Key takeaways

  • When a property has a clear title, that means the title is free from liens or other claims that could call its ownership into question.
  • If you're buying a home with a mortgage, your lender will require a title search to ensure a clear title.
  • While it's not a requirement to buy a home, an owner's title insurance policy can help protect you in the event the title search uncovers a problem. If you don't have insurance, you might need to spend a significant amount of money to resolve the issue.

If a property doesn’t have a clear title, it’ll be a lot harder to sell or buy the home, or get a mortgage or homeowners insurance for it. In some cases, you could be responsible for paying a significant amount of money to resolve a lien or other issue — and in the absolute worst cases, you could lose the property entirely. Here’s what it means to have clear title.

‘Clear title’ meaning

A clear title, also known as a “clean title,” is a property title that is free from liens or additional issues that could jeopardize ownership, such as boundary disputes (encroachments) or easements. With a clear title, there’s no doubt who the owner of the property is, or who can claim legal ownership of the property.

To get a mortgage, lenders require a thorough title search of local property records to ensure the title is clear.

How to check for clear title on property

As a homebuyer or seller, you can visit your local property records office or do an online search for the property’s title history. This will tell you what’s in the official records, but it won’t tell you what isn’t there — and there might be other records that’ll need to be checked, as well, such as building permits and zoning rules, which can limit property rights.

When getting a mortgage, your lender will work with a closing agent, such as an attorney, title company or escrow agency, to conduct a title search. Often, borrowers are asked to pay a fee for this search as part of the loan’s closing costs.

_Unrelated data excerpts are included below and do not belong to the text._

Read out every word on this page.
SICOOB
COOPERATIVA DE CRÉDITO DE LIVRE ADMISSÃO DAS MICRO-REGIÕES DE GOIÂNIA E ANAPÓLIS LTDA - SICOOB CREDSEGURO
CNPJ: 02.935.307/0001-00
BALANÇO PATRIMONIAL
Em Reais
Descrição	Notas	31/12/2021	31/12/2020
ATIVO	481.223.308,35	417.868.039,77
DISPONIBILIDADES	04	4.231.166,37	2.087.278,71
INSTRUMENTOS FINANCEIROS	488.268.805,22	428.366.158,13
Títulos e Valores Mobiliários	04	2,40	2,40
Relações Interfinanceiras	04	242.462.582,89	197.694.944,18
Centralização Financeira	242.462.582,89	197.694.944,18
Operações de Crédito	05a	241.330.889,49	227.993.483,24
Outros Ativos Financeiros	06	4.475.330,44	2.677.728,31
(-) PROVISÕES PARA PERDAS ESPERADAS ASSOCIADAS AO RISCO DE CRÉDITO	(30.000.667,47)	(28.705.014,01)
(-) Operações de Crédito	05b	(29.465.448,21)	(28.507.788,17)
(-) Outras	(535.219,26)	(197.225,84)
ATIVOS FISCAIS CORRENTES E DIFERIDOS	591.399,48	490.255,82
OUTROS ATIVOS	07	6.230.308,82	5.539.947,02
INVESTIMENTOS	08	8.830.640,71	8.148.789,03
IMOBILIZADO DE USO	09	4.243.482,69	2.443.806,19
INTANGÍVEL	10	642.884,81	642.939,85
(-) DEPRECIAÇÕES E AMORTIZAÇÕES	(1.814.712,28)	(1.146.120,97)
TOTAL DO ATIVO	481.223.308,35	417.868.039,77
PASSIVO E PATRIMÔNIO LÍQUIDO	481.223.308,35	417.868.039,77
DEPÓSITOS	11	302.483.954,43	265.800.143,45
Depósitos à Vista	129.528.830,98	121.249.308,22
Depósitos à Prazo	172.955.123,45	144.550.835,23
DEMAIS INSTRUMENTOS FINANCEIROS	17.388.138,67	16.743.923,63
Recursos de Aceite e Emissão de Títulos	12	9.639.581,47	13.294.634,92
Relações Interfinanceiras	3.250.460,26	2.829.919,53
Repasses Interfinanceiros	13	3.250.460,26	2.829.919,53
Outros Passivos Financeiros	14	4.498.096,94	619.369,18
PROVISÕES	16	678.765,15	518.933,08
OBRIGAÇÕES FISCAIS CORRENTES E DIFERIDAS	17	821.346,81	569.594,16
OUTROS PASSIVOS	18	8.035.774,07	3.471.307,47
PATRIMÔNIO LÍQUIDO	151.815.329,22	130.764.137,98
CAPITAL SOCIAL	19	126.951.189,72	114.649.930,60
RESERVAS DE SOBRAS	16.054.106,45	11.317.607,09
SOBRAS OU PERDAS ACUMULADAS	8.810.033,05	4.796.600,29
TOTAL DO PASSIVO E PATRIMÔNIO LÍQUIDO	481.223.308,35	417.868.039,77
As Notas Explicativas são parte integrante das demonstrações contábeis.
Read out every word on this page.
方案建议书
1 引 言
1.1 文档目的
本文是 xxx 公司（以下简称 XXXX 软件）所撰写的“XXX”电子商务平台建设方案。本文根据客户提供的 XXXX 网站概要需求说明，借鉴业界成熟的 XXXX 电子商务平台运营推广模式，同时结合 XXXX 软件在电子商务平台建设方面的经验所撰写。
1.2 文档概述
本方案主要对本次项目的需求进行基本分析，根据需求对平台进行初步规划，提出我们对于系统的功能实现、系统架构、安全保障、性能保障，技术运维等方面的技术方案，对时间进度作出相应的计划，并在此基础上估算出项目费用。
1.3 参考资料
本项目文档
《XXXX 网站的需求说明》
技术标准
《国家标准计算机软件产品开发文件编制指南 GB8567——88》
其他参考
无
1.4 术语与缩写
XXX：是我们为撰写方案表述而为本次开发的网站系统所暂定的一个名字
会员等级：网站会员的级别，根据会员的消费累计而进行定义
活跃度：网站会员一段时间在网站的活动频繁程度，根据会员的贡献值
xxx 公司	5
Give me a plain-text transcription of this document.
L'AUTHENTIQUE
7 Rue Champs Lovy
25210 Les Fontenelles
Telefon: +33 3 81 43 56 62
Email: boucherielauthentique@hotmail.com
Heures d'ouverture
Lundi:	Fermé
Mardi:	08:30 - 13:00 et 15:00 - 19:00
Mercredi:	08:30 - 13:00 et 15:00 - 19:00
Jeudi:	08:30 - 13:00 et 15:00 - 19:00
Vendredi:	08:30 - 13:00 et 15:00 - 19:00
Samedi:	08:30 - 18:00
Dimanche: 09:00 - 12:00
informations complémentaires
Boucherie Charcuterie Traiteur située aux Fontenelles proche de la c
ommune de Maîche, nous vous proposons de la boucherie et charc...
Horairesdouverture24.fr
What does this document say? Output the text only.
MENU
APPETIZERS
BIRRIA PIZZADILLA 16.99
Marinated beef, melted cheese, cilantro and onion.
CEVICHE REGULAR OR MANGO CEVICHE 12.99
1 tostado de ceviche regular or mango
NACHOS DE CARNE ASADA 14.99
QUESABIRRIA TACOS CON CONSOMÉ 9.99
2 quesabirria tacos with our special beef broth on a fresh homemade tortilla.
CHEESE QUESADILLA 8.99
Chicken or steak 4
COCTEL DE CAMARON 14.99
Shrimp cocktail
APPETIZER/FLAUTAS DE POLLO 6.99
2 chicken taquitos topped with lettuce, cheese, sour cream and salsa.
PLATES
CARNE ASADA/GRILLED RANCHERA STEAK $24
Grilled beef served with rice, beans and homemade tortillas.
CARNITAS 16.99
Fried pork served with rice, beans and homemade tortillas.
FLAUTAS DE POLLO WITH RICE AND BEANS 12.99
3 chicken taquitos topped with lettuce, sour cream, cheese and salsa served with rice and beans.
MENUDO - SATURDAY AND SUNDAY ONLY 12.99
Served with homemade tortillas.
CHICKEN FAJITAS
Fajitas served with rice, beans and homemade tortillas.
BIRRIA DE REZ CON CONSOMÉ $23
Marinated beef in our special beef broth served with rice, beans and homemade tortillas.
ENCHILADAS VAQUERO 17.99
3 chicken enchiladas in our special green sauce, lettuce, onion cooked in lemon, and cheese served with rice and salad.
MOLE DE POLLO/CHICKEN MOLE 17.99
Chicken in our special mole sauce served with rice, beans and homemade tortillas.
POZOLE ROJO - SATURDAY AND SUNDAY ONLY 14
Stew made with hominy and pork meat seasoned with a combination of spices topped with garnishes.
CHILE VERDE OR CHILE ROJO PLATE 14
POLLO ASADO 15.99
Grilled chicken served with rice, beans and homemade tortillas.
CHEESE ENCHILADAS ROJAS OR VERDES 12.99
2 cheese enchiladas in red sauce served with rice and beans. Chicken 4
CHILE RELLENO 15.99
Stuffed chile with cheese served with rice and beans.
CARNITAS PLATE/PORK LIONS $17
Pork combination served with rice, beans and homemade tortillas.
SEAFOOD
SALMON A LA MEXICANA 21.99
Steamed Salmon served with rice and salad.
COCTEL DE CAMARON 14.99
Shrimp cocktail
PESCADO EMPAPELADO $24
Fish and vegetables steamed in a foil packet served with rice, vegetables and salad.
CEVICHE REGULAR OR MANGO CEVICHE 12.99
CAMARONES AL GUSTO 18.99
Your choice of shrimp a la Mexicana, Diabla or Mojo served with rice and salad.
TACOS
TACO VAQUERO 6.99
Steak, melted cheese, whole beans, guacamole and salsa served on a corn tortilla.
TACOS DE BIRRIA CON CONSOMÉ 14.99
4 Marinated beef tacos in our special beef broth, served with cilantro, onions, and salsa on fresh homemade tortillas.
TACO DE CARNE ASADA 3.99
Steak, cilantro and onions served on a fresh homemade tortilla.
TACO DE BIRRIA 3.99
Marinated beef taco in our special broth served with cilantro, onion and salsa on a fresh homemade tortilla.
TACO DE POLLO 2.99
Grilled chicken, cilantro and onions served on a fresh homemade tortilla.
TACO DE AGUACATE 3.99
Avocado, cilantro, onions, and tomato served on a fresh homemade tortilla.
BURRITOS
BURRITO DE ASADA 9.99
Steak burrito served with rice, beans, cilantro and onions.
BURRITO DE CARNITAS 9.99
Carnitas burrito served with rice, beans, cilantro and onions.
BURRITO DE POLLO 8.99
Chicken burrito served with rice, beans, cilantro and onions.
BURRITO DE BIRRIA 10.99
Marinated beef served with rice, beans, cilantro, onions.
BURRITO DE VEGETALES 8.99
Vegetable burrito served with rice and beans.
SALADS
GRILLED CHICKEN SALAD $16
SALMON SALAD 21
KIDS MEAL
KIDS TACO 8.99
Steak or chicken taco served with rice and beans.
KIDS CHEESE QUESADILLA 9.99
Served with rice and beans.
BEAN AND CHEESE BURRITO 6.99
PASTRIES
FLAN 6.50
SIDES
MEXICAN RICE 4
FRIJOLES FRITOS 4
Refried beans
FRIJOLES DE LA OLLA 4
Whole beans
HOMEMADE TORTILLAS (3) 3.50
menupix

Common title issues and how to resolve them

Given that property ownership is documented in local records offices, it might seem as though there should be few, if any, title defects. Not so. First American, one of the largest title insurers in the U.S., maintains a list of some 70 possible defects, including:

  • A forged deed
  • An undisclosed divorce
  • Undisclosed tax liens
  • A disputed will
  • Mechanic’s liens
  • Zoning violations

Title issues are not common, but if the title search uncovers one — or if it doesn’t, but one comes up later — there can be considerable legal costs. This is where title insurance comes in.

Your lender will require the purchase of lender’s title insurance, which protects the lender and covers up to the value of the mortgage if a defect is found.

You could also purchase an owner’s title insurance policy to protect yourself, which covers up to the home’s purchase price. With an owner’s title insurance policy, the title insurance company will pay any outstanding loan balance as well as your equity up to the purchase price in the event of a successful claim of ownership by another party. You can also get an inflation rider so that if the value of the property increases, so does the amount of coverage (up to a certain point).

Keep in mind that the cost of title insurance can vary considerably. In some areas, title insurance costs are set by state regulators, while elsewhere it can pay to shop around. When comparing your options, always ask for the “reissue rate,” which is a discounted rate that might be available in situations when the property was recently sold or refinanced.

Remember, too, that while title insurance policies cover a lot of potential issues, they don’t cover all of them. If an issue does come up, it’s best to speak with an attorney who specializes in real estate matters to resolve any questions before you buy.


  • Clear title means that the title to a property doesn’t have any liens or other issues attached to it. It’s about ownership, and who does — or does not — have a claim to legal ownership on the property.
  • In real estate, clear title and clean title are used interchangeably to refer to a home title that is free of liens or other issues.
  • Yes, it’s possible to buy a home without clear title, but it’s harder and extremely risky. You won’t be able to get a loan or buy homeowners insurance, and if there is an issue during the transaction or down the line, you could have to pay huge costs to remove liens. In another worst-case scenario, you could potentially lose the home.